Perché la protesta caso per caso non basta più, serve il boicottaggio: le donne non sono una minoranza, non sono una categoria protetta, sono persone con competenza, visione, capacità individuali. Sanno tenere un palco – l’abbiamo dimostrato con EROSive, non vi pare? Da un palchetto di un metro scarso tirato su dalle attiviste di Non una di meno Verona, senza la grandeur dell’Arena intorno, abbiamo fatto ridere e applaudire e giubilare una piazza intera – e sanno parlare di ogni cosa. Per alcuni sarà stata una novità. Per altri no. Ma quando dalla protesta passi alla dimostrazione pratica della falsità di alcune scuse (oltre ai sempreverdi “Non potevano” o “Non le abbiamo trovate” abbiamo la new entry “Problematiche legate al Covid”) non è più possibile chiamarsi fuori.

Le cose importanti da fare ora sono due. La prima è comprendere che i discorsi delle femministe non iniziano a esistere quando se ne occupano gli uomini: e quindi passi se questa volta vi siete accorti di una questione perché ne ha parlato un uomo, ma sappiate che prima ne hanno parlato le donne, e quindi fate prima ad ascoltare noi. Se non lo fate, è perché in fondo la mentalità è sempre quella, le voci delle donne sono rumore bianco e non meritano di essere ascoltate al di fuori dei recinti in cui sono confinate, i festival al femminile, le rassegne rosa. Questo passaggio deve essere accompagnato da una severa autocritica rispetto a quello che diamo per scontato, ovvero che se in uno spazio mancano le donne è perché non esistono donne adatte a quello spazio.

Copertina
Generazione Elly Schlein
4/9/2020
Lo scandalo – perché è uno scandalo – delle recenti amministrative parla chiaro: le donne (e qui intendiamo le donne indipendenti, che si sono costruite una leadership in autonomia e non dipendono dalla benedizione di un capo, non certo quelle che fanno tappezzeria ai loro stessi comizi) sono state assenti dalla corsa per tutte le cariche che contavano. E non è perché non vogliano correre o non amino la politica o siano timide: è perché vengono attivamente escluse dai compagni di partito. Lo ha detto in maniera abbastanza chiara anche Elly Schlein nella bellissima intervista a L’Espresso: la politica italiana è una continua lotta fra galli per il possesso del territorio, e questo, oltre a penalizzare le donne, danneggia anche la politica stessa appiattendola su un solo linguaggio, una sola cultura, un solo modo di fare le cose.

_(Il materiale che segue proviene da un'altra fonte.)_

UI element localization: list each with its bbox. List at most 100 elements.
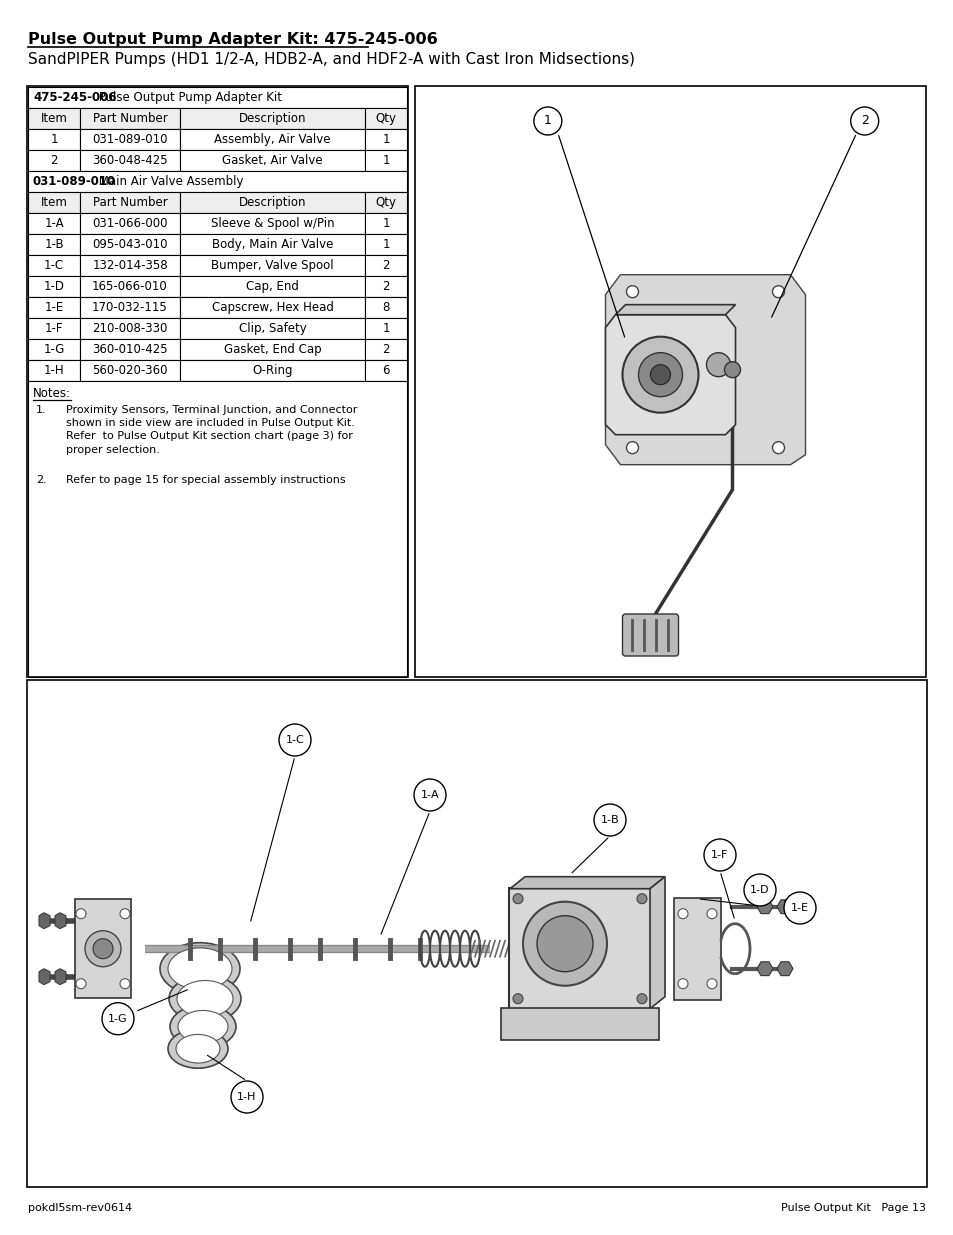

La seconda cosa da fare è capire che qualunque intervento non può essere effettuato con un bilancino starato, in cui metà degli invitati a ogni dato evento sono tutti i maschi bianchi etero anziani che gli organizzatori riescono a infilare in un programma, e il resto sono “quell’altra cosa” che si spartisce lo spazio rimanente. Non è così che funziona e non può essere quello, l’obiettivo finale.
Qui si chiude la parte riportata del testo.